Tired legs bore us via a 'short cut' through someone's back yard in Zingwangwa. Here we heard another classic remark as we passed three large and gaily dressed Malawian ladies — "Are you passing through?" I can make no sensible or polite answer to this, nor could then! Mike P was by then falling behind but the other three of us stumbled on, Jack being met delightfully by his son and daughter on their bikes, and they made cheerful jokes about his sore knee and slowing pace. On then through the Saturday afternoon crowd of citizens taking the air, down and UP Victoria Avenue to Blantyre club. I just managed to avoid an OPEN manhole on the pavement, the cover removed I felt in order to let me fall into it! This was some 50 yards away from the gate to Blantyre club, a nasty test when you are on your last legs.
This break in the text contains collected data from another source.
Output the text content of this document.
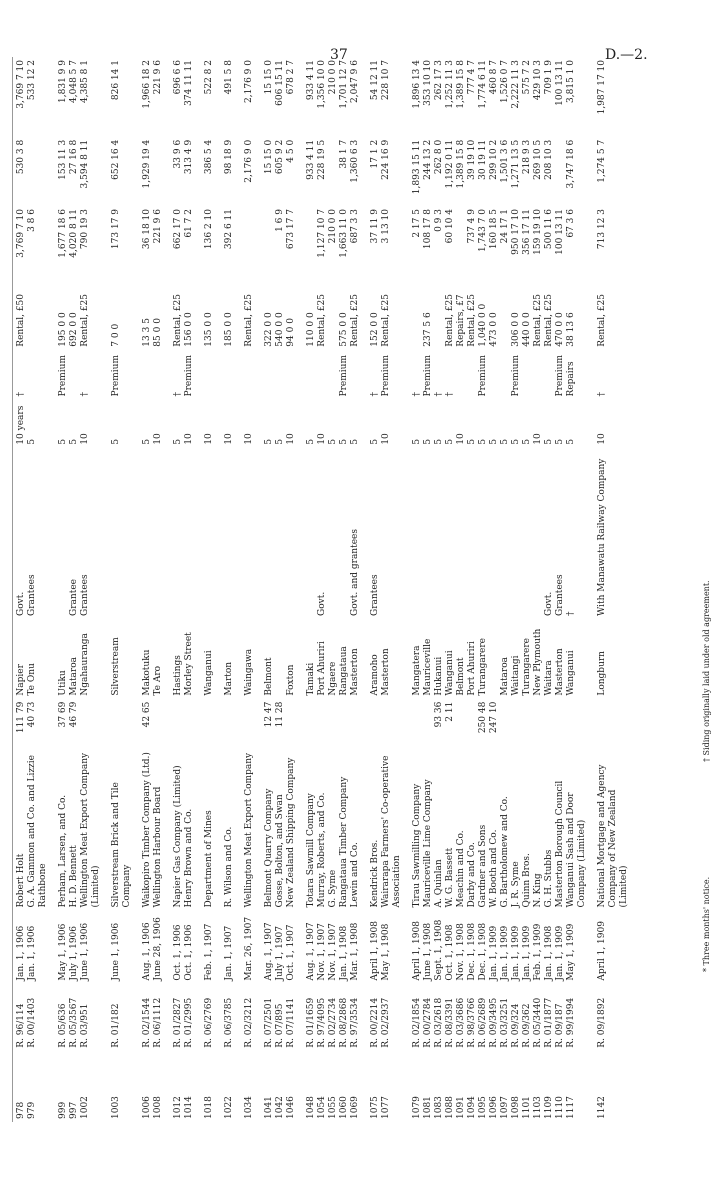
37	D.—2.
978	R. 96/114	Jan. 1, 1906	Robert Holt	111 79	Napier	Govt.	10 years	†	Rental, £50	3,769 7 10	530 3 8	3,769 7 10
979	R. 00/1403	Jan. 1, 1906	G. A. Gammon and Co. and Lizzie Rathbone	40 73	Te Onu	Grantees	5			3 8 6		533 12 2
999	R. 05/636	May 1, 1906	Perham, Larsen, and Co.	37 69	Utiku		5	Premium	195 0 0	1,677 18 6	153 11 3	1,831 9 9
997	R. 05/3567	July 1, 1906	H. D. Bennett	46 79	Mataroa	Grantee	5		692 0 0	4,020 8 11	27 16 8	4,048 5 7
1002	R. 03/951	June 1, 1906	Wellington Meat Export Company (Limited)		Ngahauranga	Grantees	10	†	Rental, £25	790 19 3	3,594 8 11	4,385 8 1
1003	R. 01/182	June 1, 1906	Silverstream Brick and Tile Company		Silverstream		5	Premium	7 0 0	173 17 9	652 16 4	826 14 1
1006	R. 02/1544	Aug. 1, 1906	Waikopiro Timber Company (Ltd.)	42 65	Makotuku		5		13 3 5	36 18 10	1,929 19 4	1,966 18 2
1008	R. 06/1112	June 28, 1906	Wellington Harbour Board		Te Aro		10		85 0 0	221 9 6		221 9 6
1012	R. 01/2827	Oct. 1, 1906	Napier Gas Company (Limited)		Hastings		5	†	Rental, £25	662 17 0	33 9 6	696 6 6
1014	R. 01/2995	Oct. 1, 1906	Henry Brown and Co.		Morley Street		10	Premium	156 0 0	61 7 2	313 4 9	374 11 11
1018	R. 06/2769	Feb. 1, 1907	Department of Mines		Wanganui		10		135 0 0	136 2 10	386 5 4	522 8 2
1022	R. 06/3785	Jan. 1, 1907	R. Wilson and Co.		Marton		10		185 0 0	392 6 11	98 18 9	491 5 8
1034	R. 02/3212	Mar. 26, 1907	Wellington Meat Export Company		Waingawa		10		Rental, £25		2,176 9 0	2,176 9 0
1041	R. 07/2501	Aug. 1, 1907	Belmont Quarry Company	12 47	Belmont		5		322 0 0		15 15 0	15 15 0
1042	R. 07/895	July 1, 1907	Gosse, Bolton, and Swan	11 28			5		540 0 0	1 6 9	605 9 2	606 15 11
1046	R. 07/1141	Oct. 1, 1907	New Zealand Shipping Company		Foxton		10		94 0 0	673 17 7	4 5 0	678 2 7
1048	R. 01/1659	Aug. 1, 1907	Totara Sawmill Company		Tamaki		5		110 0 0		933 4 11	933 4 11
1054	R. 97/4095	Nov. 1, 1907	Murray, Roberts, and Co.		Port Ahuriri	Govt.	10		Rental, £25	1,127 10 7	228 19 5	1,356 10 0
1055	R. 02/2734	Nov. 1, 1907	G. Syme		Ngaere		5			210 0 0		210 0 0
1060	R. 08/2868	Jan. 1, 1908	Rangataua Timber Company		Rangataua		5	Premium	575 0 0	1,663 11 0	38 1 7	1,701 12 7
1069	R. 97/3534	Mar. 1, 1908	Lewin and Co.		Masterton	Govt. and grantees	5		Rental, £25	687 3 3	1,360 6 3	2,047 9 6
1075	R. 00/2214	April 1, 1908	Kendrick Bros.		Aramoho	Grantees	5	†	152 0 0	37 11 9	17 1 2	54 12 11
1077	R. 02/2937	May 1, 1908	Wairarapa Farmers' Co-operative Association		Masterton		10	Premium	Rental, £25	3 13 10	224 16 9	228 10 7
1079	R. 02/1854	April 1, 1908	Tirau Sawmilling Company		Mangatera		5	†		2 17 5	1,893 15 11	1,896 13 4
1081	R. 00/2784	June 1, 1908	Mauriceville Lime Company		Mauriceville		5	Premium	237 5 6	108 17 8	244 13 2	353 10 10
1083	R. 03/2618	Sept. 1, 1908	A. Quinlan	93 36	Hukanui		5	†		0 9 3	262 8 0	262 17 3
1088	R. 08/3391	Oct. 1, 1908	W. G. Bassett	2 11	Wanganui		5	†	Rental, £25	60 10 4	1,192 0 11	1,252 11 3
1091	R. 03/3686	Nov. 1, 1908	Meachin and Co.		Belmont		10		Repairs, £7		1,389 15 8	1,389 15 8
1094	R. 98/3766	Dec. 1, 1908	Darby and Co.		Port Ahuriri		5		Rental, £25	737 4 9	39 19 10	777 4 7
1095	R. 06/2689	Dec. 1, 1908	Gardner and Sons	250 48	Turangarere		5	Premium	1,040 0 0	1,743 7 0	30 19 11	1,774 6 11
1096	R. 09/3495	Jan. 1, 1909	W. Booth and Co.	247 10			5		473 0 0	160 18 5	299 10 2	460 8 7
1097	R. 03/3251	Jan. 1, 1909	G. Bartholomew and Co.		Mataroa		5			24 17 1	1,501 3 6	1,526 0 7
1098	R. 09/324	Jan. 1, 1909	J. R. Syme		Waitangi		5	Premium	306 0 0	950 17 10	1,271 13 5	2,222 11 3
1101	R. 09/362	Jan. 1, 1909	Quinn Bros.		Turangarere		5		440 0 0	356 17 11	218 9 3	575 7 2
1103	R. 05/3440	Feb. 1, 1909	N. King		New Plymouth		10		Rental, £25	159 19 10	269 10 5	429 10 3
1109	R. 01/1877	Jan. 1, 1908	G. H. Stubbs		Waitara	Govt.	5		Rental, £25	500 11 6	208 10 3	709 1 9
1110	R. 09/187	Jan. 1, 1909	Masterton Borough Council		Masterton	Grantees	5	Premium	470 0 0	100 13 11		100 13 11
1117	R. 99/1994	May 1, 1909	Wanganui Sash and Door Company (Limited)		Wanganui	†	5	Repairs	38 13 6	67 3 6	3,747 18 6	3,815 1 0
1142	R. 09/1892	April 1, 1909	National Mortgage and Agency Company of New Zealand (Limited)		Longburn	With Manawatu Railway Company	10	†	Rental, £25	713 12 3	1,274 5 7	1,987 17 10
* Three months' notice.
† Siding originally laid under old agreement.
Tea at last on the khonde at the club. Everyone was deservedly jubilant and when Mike P hobbled in ten minutes later we gave him much applause. The sun was setting with the same orange and then red we had witnessed in the morning, a suitable seal on the day. A sliver of new moon hung low in the sky, a symbol of content for tired but happy three-peakers. I did the Blantyre Three Peaks on four subsequent occasions but the first time is like no other, and I remember it now as I reread my journal with the same sense of contentment I felt then at having done something worth doing. The other walkers I haven't mentioned, no fault of theirs or mine — were Roger Davies, Andy Crabb, and John Herbst.